Pope’s Algeria visit spotlights colonial legacies and erasure of indigenous Berber-Christian heritage amid geopolitical soft power
Original framing: “In Annaba, Pope Leo XIV hails Algeria’s small Catholic flock and Saint Augustine” — Africa News
The original framing omits Algeria’s indigenous Berber-Christian heritage (e.g., the Donatist schism, pre-colonial Christian communities in Kabylie) and the state’s suppression of these histories under Arabisation policies. It also ignores the Vatican’s historical complicity in colonial violence in Algeria (e.g., French Catholic missions during the 1830–1962 occupation) and the modern geopolitical tensions between Algeria and the Holy See over religious freedom. Marginalised voices include Algerian secular intellectuals, Amazigh activists, and non-Catholic religious minorities who challenge the Vatican’s narrative of religious tolerance.

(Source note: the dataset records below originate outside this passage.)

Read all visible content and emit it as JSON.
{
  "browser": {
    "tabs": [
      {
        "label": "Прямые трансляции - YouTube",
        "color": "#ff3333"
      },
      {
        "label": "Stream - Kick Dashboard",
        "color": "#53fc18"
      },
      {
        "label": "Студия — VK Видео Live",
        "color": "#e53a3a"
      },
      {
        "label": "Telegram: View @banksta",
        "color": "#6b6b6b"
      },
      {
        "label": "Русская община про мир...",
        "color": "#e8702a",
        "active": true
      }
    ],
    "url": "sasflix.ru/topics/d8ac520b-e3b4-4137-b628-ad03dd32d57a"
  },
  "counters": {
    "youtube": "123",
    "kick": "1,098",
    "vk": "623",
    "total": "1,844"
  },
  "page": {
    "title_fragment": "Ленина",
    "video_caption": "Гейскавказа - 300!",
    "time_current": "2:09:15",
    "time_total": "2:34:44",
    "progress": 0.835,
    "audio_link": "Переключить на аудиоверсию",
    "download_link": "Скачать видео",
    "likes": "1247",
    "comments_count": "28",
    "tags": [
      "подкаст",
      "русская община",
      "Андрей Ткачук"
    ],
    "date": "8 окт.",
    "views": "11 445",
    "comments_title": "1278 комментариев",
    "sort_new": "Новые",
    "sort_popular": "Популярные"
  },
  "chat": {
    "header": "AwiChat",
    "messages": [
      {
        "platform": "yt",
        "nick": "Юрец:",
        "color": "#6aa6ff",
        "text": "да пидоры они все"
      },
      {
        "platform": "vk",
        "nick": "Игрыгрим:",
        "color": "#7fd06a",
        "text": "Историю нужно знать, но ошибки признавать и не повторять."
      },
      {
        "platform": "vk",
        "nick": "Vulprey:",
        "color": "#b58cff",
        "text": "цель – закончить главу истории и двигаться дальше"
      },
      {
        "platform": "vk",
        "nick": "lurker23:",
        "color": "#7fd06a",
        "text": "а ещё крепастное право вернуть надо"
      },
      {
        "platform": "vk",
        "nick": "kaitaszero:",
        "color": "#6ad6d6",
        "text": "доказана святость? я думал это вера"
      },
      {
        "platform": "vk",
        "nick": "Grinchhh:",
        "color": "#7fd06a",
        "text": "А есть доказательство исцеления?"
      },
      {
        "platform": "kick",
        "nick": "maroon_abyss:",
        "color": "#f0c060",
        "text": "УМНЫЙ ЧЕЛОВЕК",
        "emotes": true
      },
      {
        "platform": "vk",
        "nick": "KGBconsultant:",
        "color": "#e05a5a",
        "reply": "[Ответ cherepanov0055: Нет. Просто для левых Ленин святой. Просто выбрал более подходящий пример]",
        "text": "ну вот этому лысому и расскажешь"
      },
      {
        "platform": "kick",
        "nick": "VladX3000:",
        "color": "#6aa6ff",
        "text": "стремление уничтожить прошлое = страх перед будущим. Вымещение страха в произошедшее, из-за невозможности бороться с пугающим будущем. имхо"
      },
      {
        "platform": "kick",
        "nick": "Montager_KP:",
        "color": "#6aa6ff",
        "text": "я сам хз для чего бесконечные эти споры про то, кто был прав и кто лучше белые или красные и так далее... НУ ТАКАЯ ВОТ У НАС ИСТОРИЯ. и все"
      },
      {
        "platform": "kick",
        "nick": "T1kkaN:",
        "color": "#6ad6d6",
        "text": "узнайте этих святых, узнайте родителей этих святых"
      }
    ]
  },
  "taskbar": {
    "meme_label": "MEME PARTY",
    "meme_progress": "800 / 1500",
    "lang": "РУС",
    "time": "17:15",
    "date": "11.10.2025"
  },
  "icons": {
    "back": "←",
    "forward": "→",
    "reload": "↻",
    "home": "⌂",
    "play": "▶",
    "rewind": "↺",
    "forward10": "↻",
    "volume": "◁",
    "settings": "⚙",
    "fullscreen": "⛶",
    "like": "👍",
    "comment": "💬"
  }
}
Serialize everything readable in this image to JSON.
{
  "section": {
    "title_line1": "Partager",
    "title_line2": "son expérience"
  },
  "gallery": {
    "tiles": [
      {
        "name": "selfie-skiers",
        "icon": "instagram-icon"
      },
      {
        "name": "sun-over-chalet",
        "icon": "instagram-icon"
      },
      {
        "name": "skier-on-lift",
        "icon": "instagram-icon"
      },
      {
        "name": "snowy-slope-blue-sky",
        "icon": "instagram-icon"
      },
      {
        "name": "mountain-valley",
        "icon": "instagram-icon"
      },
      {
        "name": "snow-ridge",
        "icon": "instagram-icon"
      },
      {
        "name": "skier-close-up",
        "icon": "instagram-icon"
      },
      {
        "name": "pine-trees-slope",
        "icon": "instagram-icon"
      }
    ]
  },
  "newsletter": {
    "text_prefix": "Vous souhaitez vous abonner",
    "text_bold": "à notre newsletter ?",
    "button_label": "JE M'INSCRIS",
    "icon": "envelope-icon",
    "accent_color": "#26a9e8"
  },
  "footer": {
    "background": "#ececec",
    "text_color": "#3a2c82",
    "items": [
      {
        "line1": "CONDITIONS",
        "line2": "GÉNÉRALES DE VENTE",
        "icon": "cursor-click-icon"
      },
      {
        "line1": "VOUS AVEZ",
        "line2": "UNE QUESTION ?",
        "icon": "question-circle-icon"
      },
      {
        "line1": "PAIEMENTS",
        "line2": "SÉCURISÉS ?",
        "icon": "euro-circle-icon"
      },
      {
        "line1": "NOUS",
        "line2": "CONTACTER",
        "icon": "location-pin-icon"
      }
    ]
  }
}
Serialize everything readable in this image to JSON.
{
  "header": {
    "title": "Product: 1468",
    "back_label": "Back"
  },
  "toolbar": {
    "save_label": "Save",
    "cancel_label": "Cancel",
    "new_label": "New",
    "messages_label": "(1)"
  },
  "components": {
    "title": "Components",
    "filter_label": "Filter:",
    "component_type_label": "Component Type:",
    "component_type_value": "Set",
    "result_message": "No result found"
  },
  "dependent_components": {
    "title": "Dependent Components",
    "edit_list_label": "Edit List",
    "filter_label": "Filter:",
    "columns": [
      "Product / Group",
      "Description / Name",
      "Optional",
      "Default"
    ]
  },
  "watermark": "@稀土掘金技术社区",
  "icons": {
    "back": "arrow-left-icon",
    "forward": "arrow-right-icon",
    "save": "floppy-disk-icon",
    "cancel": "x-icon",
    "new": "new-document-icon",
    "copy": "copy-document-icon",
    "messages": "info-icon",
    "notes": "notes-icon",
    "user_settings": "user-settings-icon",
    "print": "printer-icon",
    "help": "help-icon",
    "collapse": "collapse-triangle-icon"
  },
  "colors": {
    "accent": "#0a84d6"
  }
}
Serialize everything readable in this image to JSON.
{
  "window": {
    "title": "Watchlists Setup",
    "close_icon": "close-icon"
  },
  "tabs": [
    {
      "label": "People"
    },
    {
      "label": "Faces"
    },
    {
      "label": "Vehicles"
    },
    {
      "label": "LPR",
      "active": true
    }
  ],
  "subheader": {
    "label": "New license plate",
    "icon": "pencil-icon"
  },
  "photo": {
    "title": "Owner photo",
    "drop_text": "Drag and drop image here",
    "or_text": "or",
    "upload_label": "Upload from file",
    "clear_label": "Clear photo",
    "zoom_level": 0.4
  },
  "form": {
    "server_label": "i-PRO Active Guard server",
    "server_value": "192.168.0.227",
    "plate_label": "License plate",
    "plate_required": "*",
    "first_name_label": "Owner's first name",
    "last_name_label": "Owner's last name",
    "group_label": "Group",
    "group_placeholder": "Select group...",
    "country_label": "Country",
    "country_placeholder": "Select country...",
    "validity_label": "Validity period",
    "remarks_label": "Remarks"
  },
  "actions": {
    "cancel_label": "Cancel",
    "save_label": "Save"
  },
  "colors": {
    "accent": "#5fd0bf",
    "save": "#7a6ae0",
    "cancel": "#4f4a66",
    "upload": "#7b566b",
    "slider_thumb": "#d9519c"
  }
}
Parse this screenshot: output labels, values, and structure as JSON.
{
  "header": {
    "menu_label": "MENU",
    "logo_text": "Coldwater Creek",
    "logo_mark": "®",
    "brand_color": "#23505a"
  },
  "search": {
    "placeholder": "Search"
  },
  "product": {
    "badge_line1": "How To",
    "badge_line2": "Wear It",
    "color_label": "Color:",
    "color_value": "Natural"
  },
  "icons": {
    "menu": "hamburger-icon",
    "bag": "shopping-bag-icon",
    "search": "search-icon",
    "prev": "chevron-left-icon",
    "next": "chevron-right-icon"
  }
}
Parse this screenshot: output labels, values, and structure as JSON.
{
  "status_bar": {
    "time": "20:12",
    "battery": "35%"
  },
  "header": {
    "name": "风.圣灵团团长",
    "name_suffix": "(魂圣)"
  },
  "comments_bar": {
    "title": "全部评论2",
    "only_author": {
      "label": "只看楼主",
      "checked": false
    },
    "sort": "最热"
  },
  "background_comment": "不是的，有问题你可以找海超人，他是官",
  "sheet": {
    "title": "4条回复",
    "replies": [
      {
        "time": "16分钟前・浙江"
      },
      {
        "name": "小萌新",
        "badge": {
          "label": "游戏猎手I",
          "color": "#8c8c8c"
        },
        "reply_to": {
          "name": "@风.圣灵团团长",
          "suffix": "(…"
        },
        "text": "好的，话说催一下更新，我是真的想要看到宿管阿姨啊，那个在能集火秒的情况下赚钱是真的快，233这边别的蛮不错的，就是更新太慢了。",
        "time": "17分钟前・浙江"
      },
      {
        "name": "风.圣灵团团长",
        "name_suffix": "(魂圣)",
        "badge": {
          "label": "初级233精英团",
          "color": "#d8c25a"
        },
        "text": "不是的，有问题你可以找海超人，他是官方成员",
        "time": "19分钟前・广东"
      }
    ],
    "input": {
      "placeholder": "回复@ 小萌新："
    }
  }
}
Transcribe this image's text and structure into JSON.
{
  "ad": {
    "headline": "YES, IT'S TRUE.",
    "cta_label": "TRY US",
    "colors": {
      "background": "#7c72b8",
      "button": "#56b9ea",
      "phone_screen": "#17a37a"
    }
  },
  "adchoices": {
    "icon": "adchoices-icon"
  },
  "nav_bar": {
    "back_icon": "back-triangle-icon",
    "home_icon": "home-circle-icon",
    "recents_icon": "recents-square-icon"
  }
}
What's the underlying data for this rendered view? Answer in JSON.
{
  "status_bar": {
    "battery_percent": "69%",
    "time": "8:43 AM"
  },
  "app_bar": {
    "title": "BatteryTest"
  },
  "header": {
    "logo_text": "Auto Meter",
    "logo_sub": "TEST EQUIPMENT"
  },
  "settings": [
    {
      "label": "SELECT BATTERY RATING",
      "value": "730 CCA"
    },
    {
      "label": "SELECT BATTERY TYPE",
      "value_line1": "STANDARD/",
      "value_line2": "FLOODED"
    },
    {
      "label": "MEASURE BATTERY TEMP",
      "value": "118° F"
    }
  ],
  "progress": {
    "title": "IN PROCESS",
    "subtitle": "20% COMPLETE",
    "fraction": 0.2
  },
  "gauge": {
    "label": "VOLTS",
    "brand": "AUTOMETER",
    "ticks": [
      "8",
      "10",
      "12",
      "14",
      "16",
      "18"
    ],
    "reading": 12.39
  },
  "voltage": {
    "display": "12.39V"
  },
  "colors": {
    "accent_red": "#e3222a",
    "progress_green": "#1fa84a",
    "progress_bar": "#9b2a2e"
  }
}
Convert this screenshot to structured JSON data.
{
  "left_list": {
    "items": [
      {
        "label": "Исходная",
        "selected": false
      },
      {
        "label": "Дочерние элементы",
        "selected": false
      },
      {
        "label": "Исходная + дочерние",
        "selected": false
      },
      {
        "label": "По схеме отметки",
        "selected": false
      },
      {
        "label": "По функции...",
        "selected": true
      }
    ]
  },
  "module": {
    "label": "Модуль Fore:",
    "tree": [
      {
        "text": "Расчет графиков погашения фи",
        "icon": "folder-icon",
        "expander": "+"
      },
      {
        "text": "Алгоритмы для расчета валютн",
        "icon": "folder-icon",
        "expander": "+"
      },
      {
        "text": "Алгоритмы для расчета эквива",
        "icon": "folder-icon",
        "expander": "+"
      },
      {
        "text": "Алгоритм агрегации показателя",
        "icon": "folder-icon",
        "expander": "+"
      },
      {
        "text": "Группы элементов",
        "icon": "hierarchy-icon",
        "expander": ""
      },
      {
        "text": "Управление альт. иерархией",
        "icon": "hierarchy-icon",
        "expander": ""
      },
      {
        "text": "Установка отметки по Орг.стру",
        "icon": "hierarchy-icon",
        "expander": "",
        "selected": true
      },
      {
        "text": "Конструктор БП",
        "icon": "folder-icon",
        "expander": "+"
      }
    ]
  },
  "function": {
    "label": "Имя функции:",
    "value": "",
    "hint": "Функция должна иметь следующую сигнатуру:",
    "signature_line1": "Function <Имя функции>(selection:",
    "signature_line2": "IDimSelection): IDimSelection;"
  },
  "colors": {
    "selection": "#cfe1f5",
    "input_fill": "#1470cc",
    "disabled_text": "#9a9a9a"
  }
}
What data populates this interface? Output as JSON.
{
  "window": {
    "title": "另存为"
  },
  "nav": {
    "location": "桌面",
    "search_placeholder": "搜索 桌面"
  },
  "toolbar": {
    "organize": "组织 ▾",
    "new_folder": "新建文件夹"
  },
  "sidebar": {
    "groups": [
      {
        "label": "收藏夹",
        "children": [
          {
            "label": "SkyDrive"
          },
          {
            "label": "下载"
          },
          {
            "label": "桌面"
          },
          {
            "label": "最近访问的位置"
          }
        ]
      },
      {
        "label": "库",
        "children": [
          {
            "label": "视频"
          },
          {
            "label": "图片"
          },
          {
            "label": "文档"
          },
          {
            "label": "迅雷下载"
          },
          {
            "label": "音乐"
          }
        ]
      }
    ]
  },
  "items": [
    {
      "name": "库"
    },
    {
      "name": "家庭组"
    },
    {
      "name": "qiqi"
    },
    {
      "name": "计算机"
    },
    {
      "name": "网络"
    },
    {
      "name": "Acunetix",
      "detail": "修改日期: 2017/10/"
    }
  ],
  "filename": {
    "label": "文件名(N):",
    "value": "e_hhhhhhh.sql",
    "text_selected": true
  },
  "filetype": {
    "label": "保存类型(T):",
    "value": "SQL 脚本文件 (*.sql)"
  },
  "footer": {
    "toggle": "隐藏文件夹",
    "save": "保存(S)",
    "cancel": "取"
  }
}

Low structural omission detected in mainstream coverage.
The narrative is produced by Africa News, a pan-African outlet with ties to Western-funded media ecosystems, amplifying Vatican-centric perspectives while marginalising Algerian secular and Islamic scholars. The framing serves the Catholic Church’s soft power agenda in Algeria, a majority-Muslim nation, and obscures Algeria’s post-independence policies that restrict religious proselytisation. It also aligns with French neo-colonial narratives that frame Algeria’s religious minorities as relics of colonial history, reinforcing a binary of 'Christian West' vs. 'Islamic East.'
The visit echoes 19th-century Catholic missions in Algeria, which framed colonial rule as a 'Christian duty' to 'save' North Africa from Islam, a narrative that persists in Vatican diplomacy today. Saint Augustine’s legacy is weaponised in colonial and post-colonial contexts—France cited his 'City of God' to justify its occupation, while Algeria’s post-independence government co-opted his North African origins to assert national pride while suppressing religious minorities. The Donatist schism (4th–5th centuries) reveals early Christian-Muslim tensions in North Africa, a historical parallel to today’s sectarian politics.
The Pope’s visit to Annaba is not merely a spiritual gesture but a microcosm of Algeria’s unresolved colonial legacies, where the Catholic Church’s soft power intersects with state secularism and indigenous erasure.